Everything Happens to Michael

I wasn’t born a journalist. None of us are born journalists. We’re born babies. Some people feel they’re born journalists, though, and to some extent I guess they are. They know it when they’re, like, 4 years old. Their first scribbles are on a reporter notepad that they carry around from age 0 until the day they die. Those people harsh my mellow big-time. They freak me out.

Within a week of transferring here as an English major, I waited on a bus to see someplace where I’d be able to find a potential subject for my LJ21 Stranger Interview. 10 minutes later I was sitting in the Peet’s on Culver and Barranca, sipping (guzzling) coffee and trying to keep my head down. I felt like so out of place trying to pick out a potential subject. Like a fucking serial killer looking for his next victim.

Journalism wasn’t my ideal; I wanted to be a novelist, one of those bohemian souls that move through life publishing fiction and getting book deals. Stephen King’s “On Writing” was my Bible. But a sophomore year spent alone in my apartment at San Jose State University, sipping hot tea and typing with fingerless mittens because my heater was broken and I became fed up. I wasn’t doing well. So I decided to transfer, and with that came the decision to try my hand at journalism. I needed to get out of my room.

“Excuse me, can you watch my bag? I need to get something from my car.” I hadn’t even been looking when a man in his late 50s wearing a navy suit and red tie from the next table walked up to mine. An hour later, I had his life story. I walked away from the situation, directionless and still reeling from the truly unamazing feat I had just achieved. I called my best friend (because, you know, that’s just what I do).

“God, man, this was fucking exhilarating,” I said into the phone, probably still in earshot of the guy I had just interviewed. “I can do this.”

December 2010, I had just completed my first quarter. In that time, I managed to meet a few people that became my good friends, who are now some of my best friends. But unlike now, when I am constantly surrounded by people I love, I still spent most of that time alone, staring at a map of Post-Its I had put up on my bedroom wall.

On the Post-Its, I had outlined the world of writing in UC Irvine. I promised myself that I would conquer the writing microcosm of UCI. I scanned newspapers, went to club meetings, started remembering names. I learned what it was to be a reporter. I began to immerse myself in this perceived world of writing.

To tell the truth, though, I signed up to be editor on a whim.

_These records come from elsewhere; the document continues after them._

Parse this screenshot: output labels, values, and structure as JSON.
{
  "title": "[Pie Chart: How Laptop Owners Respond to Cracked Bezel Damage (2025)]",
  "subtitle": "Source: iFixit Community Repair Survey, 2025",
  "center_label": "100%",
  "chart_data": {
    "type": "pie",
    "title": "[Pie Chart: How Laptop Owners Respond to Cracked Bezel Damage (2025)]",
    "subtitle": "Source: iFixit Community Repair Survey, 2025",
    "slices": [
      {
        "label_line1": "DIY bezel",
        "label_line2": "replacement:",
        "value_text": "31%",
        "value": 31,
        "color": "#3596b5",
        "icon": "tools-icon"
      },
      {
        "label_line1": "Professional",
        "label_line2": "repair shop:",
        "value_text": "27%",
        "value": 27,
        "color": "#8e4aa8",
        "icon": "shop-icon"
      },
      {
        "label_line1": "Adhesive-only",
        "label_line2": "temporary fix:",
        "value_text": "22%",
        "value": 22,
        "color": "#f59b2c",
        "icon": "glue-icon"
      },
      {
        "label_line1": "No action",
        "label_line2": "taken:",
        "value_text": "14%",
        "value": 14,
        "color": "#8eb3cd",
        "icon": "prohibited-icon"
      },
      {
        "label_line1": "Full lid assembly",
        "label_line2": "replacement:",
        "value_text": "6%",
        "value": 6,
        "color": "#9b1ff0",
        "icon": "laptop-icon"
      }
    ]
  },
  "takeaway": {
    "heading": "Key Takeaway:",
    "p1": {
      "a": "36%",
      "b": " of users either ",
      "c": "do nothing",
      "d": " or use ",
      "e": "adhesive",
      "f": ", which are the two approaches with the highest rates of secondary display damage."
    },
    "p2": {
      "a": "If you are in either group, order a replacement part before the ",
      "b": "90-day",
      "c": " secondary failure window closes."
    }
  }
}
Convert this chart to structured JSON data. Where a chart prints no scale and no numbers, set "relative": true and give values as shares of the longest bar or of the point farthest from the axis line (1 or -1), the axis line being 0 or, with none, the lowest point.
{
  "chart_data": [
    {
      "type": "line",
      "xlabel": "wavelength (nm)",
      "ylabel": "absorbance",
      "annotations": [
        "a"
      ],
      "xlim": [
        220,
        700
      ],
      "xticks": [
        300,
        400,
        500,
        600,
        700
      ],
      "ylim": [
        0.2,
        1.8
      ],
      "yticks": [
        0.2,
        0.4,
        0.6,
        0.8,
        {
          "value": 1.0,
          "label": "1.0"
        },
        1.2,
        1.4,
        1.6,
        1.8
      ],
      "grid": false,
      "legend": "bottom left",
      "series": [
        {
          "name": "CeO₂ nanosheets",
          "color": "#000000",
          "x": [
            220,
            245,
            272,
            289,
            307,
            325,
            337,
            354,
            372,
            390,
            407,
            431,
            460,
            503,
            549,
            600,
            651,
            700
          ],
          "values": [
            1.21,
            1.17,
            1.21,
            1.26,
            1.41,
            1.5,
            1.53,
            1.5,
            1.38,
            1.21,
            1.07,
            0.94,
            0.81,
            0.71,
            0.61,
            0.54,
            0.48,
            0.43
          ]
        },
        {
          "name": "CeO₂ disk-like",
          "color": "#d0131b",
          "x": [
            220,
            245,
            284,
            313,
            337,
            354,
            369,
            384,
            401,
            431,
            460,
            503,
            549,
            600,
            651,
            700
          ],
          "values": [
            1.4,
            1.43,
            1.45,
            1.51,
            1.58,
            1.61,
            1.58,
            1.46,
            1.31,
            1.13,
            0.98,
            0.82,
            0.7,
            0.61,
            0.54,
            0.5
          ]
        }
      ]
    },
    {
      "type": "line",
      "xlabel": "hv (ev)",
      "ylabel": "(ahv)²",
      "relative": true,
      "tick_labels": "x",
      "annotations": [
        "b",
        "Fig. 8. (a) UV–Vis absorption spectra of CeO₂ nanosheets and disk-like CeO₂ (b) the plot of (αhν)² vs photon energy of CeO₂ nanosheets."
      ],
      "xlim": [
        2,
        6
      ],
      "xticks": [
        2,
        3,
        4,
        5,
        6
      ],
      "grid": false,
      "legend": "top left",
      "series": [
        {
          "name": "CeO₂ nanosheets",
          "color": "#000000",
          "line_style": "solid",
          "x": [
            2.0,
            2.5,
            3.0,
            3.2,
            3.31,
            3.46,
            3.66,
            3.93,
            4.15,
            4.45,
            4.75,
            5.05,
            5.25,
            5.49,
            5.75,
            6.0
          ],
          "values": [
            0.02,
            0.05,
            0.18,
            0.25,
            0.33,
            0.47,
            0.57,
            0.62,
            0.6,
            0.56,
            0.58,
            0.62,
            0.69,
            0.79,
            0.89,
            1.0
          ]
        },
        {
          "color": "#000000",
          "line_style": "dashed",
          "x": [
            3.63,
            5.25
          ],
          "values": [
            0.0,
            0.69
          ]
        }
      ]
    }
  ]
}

I went to my first tear-up meeting reluctantly. One of those aforementioned good friends, Annie Kim, brought me to a meeting after she wrote her first article. I imagined tear-up as a violent act, and as I went through the meeting I tried to dissect the dynamic behind the Big Kid’s Table. The one all of the editors sat at.

“I haven’t even published a single article yet,” I told her, standing in front of the sign-up sheets in the newsroom hallway. “Not one.”

“Just do it,” she said. “The worst they can say is no. There’s no harm in trying.”

So here we are, over a year later, and I’d be lying if I said that being hired as the associate Entertainment editor (Annie got hired as associate Features) wasn’t one of the best things that’s ever happened to me. Through my position at the paper, I’ve been able to have so many great experiences. I’ve gotten a lot of great experience learning how a newspaper works, yeah. But the personal relationships and experiences, both in reporting and not, have been the highlight of my college experience.

Sleeping in the park for a week, going vegan, countless parties, hella pancakes, even more pizza, late nights spent in the New U … What I signed up for that fateful day last year, as fucking corny as it is, was a family. The night of the five writers, sitting on the rocks and sighing tired harmony into frigid air; sitting in a parking lot on Sunset in LA, sipping catharsis from a brown paper bag; hushed laughter inside the intern office of a local magazine. Through all the conquests and crises, those times spent crowing into our wild nights or ones spent trying to make sense of our crumbling lives, one thing has been constant:

Sundays at 10 AM and Wednesdays at 5 PM, I’ve got somewhere to be.